Going Back To Study As An Adult? Here’s How To Survive

Study notebooks

Sometimes in life, it takes time to realize your exact passion. Experiences after you leave school can shape you in ways that you’d never have images while you were still in full time education. So it’s hardly surprising that some of us embark on one career, before discovering down the line that there’s another true calling for us. Going back to education is a big step. But it’s now more possible than ever to retrain and fulfill your dreams. If you’re thinking about taking the plunge back into learning, here’s how to make it a little less daunting:

Sort out the finances first

Unless you have a source of independent wealth, for most of us the decision to go back to education involves a big financial cost, often coupled with reducing or halting our salaried job. Plan ahead to make it work for you. Investigate scholarships for mature students or there may be subject-specific bursaries available depending on what your area of study is. If you have any time, many universities also run in house temporary work schemes that for around study hours.

Set your boundaries

Returning to study as an adult can be a big juggling act- you may have a family or part-time work to fit around your studies. These competing demands can be highly stressful. So learn to set very clear boundaries from the outset. Work out which hours work best for you to study, mark them out it in your calendar, and stick to them. Outside of those hours, practice being present and give your whole attention to your family or whatever else you have on. Keeping a schedule is the only way to try and juggle it all.

Reach out to other mature students

With so many more people choosing to return to study later in life, there are more mature students than ever. So discover your support network.

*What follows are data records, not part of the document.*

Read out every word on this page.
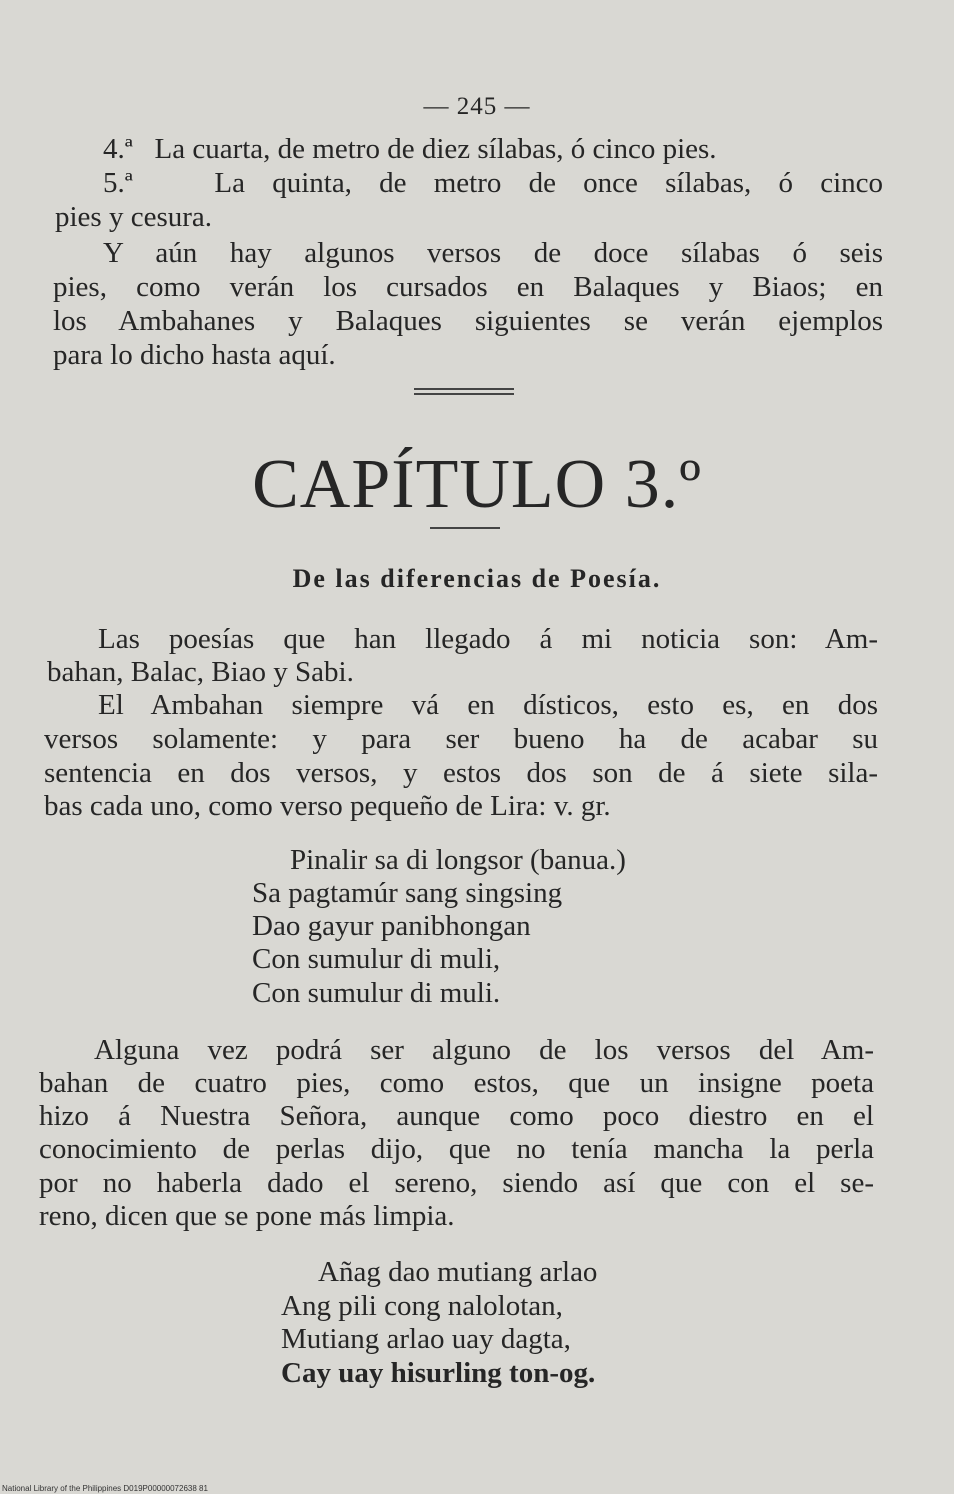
— 245 —
4.ª La cuarta, de metro de diez sílabas, ó cinco pies.
5.ª	La quinta, de metro de once sílabas, ó cinco
pies y cesura.
Y aún hay algunos versos de doce sílabas ó seis
pies, como verán los cursados en Balaques y Biaos; en
los Ambahanes y Balaques siguientes se verán ejemplos
para lo dicho hasta aquí.
CAPÍTULO 3.º
De las diferencias de Poesía.
Las poesías que han llegado á mi noticia son: Am-
bahan, Balac, Biao y Sabi.
El Ambahan siempre vá en dísticos, esto es, en dos
versos solamente: y para ser bueno ha de acabar su
sentencia en dos versos, y estos dos son de á siete sila-
bas cada uno, como verso pequeño de Lira: v. gr.
Pinalir sa di longsor (banua.)
Sa pagtamúr sang singsing
Dao gayur panibhongan
Con sumulur di muli,
Con sumulur di muli.
Alguna vez podrá ser alguno de los versos del Am-
bahan de cuatro pies, como estos, que un insigne poeta
hizo á Nuestra Señora, aunque como poco diestro en el
conocimiento de perlas dijo, que no tenía mancha la perla
por no haberla dado el sereno, siendo así que con el se-
reno, dicen que se pone más limpia.
Añag dao mutiang arlao
Ang pili cong nalolotan,
Mutiang arlao uay dagta,
Cay uay hisurling ton-og.
National Library of the Philippines D019P00000072638 81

Start by asking your place of study if they already have any networks or events for mature students set up and use social networks to find others in the same situation- they will be your greatest resource.

Choose the right course

You’ll probably feel pretty strongly about the area of study you’re choosing, but within that, there will be plenty of slightly different subject options, so take the time to consider what aspects you want to gain skills in. From a masters in nursing education to doing a law conversion degree, what’s on offer can vary from course to course, so take the time to really understand the module content, what lecturers you might have, and what links with employers are on offer.

Relearn some study skills

Studying is an art in itself and it’s it’s been a while since you last opened a text book, make sure you give yourself a reminder on best practice study skills. Understanding your learning style, essay composition, critical thinking faculties and writing skills are all useful areas to take a short refresher in.